Appellant's other contention, that res judicata does not apply because the amount of damages that she seeks in the instant case is substantially greater than she could have recovered in the Maryland lawsuit as a result of the jurisdictional limit of the Prince Georges County District Court, is also unpersuasive. Res judicata is based on the premises that "the aggrieved party should be given but one opportunity to allege that wrong ... [and] where the facts that give rise to a legal action are fully litigated in one forum, there is no rationale for relitigating those facts elsewhere." Henderson v. Snider Bros., Inc., 409 A.2d 1083, 1086 (D.C.1979). The fact that the jurisdictional amount of the D.C. Superior Court is greater than the jurisdictional amount of the Prince Georges County District Court does not demonstrate that the underlying facts and claims in the instant case have not already been adjudicated in the Maryland case. See also Sartori v. Soc. of American Military Engineers, 499 A.2d 883, 888 & n. 8 (D.C.1985) (trend of modern pleadings is not to allow plaintiff to split cause of action by filing in two jurisdictions) (citing RESTATEMENT (SECOND), JUDGMENTS § 26 at 233-34 (1982 ed.)); Tutt v. Doby, 148 U.S.App.D.C. 171, 175, 459 F.2d 1195, 1199 (1972) (doctrine of estoppel designed to discourage splitting of a cause of action) (citing Tillman v. National City Bank of New York, 118 F.2d 631, 634 (2d Cir.), cert. denied, 314 U.S. 650, 62 S.Ct. 96, 86 L.Ed. 521 (1941)).

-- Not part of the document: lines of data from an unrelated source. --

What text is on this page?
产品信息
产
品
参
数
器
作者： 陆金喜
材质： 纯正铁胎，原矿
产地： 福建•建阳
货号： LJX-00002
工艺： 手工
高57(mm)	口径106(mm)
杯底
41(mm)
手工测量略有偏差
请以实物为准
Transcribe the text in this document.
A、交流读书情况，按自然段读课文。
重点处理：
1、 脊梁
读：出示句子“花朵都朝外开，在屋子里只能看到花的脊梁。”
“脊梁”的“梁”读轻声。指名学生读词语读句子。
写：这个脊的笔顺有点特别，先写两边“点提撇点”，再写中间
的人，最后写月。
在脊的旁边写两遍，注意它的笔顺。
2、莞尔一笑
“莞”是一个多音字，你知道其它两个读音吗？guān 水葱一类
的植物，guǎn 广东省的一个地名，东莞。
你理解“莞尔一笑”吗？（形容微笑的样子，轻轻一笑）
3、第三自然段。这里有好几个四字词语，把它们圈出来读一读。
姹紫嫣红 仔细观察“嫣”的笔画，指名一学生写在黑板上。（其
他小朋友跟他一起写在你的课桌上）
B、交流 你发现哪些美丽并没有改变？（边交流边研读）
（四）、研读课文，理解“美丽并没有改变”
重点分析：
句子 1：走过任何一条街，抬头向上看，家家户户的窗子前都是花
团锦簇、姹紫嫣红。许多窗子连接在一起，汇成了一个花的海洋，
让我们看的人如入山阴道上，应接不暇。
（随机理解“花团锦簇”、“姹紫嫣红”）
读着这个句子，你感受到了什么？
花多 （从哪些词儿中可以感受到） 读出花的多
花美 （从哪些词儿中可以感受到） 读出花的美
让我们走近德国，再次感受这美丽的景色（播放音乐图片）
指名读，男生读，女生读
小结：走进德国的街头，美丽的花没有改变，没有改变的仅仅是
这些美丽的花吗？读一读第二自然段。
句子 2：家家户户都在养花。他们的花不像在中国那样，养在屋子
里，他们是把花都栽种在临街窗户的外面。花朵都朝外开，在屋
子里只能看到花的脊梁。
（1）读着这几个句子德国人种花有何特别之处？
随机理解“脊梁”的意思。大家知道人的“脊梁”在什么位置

Accordingly, we affirm the judgment.

NOTES

[1] The judgment indicated that Maryland Automobile Insurance Fund was dismissed as a party defendant on March 28, 1990.

[2] Appellant contends that she was prejudiced because her lawyer did not know about the Maryland case. This court cannot imagine why it is the defense's responsibility to fill in gaps a plaintiff chooses not to tell her own lawyer. The trial judge was of the same opinion.